By Xiao Zhou ( China Daily ) Updated: 2008-04-30 11:05:19

At 7 am in an old house, we are trying to keep a conversation going with granny. We get up too early and are not quite ourselves. Granny offers us boiled corns and a cigarette to the only young man among us.

The name of the game is money, all the way

As she puffs contentedly, she brings out a photo album. "This is XXX, do you know him? He's a star. They were down here shooting a film. He was really sweet and called me 'granny' all day."

We thumb through the album with renewed interest. But the big brother - the granny's son - hurries in and with a serious look commands: "Quiet!" Then he draws back the curtains and peeks out.

All of us duck for cover - behind the door, the curtains, and under the table. Only granny doesn't panic. She looks at her son meaningfully. He gets the message and marches out. A few minutes later, he is back smiling: "It's all clear!
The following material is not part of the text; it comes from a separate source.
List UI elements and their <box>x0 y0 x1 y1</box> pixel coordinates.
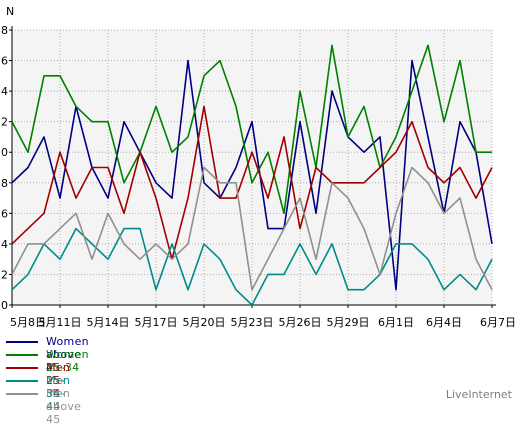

The guards have gone."

This was one act in a new drama that I starred in. The cast: Granny and Big Brother (played by a local mother and her son), six heroes (played by me and five white-collar friends, trying to be frugal against those out to monopolize the tourist market).

The story took place last National Holiday. My friends and I visited Xitang near Shanghai. There were simply too many tourists. So we turned to Wuzhen (Dark Town), another old town featuring ancient buildings with white walls, black tiles and wooden carved doors and windows along narrow rivers.

We heard that the town has been turned into a park, and the entrance fee was 60 yuan ($8.30). We arrived at dusk and there were barely any lights in the Dark Town. But the guards said we had to buy tickets before we could find a lodge inside.

In the deepening darkness, a torch came nearer. A man asked if we were looking for a place to spend the night. We followed him into a residential area outside the town. On the second floor, we found ourselves in a two-bedroom apartment. One of the bedrooms had a wedding photo on the wall.

The young couple had moved to their small restaurant downstairs and rented the apartment to tourists. During dinner, the restaurateur/landlord told us that the park was open for tourists from 8 am to 5 pm, which was long enough for most tourists who managed to reach every corner of the town in a few hours.

The man said he could "smuggle" us into the town before 6 am. We could hide in his mother's house until most tourists show up after 8 am. Then the guards of the tourist company wouldn't know if we had bought the tickets.

The next morning, after the guards passed by and the alarm went off, we heaved a sigh of relief. Granny complained that the tourist company didn't allow local residents to sell even one corn by themselves.

When we were ready to leave, she said: "It's 10 yuan ($1.40) for bringing each of you into the town, and 2 yuan ($0.30) for a corn - in total, 72 yuan ($10)."

Not a bad deal but, what else can we expect from this commercialized world?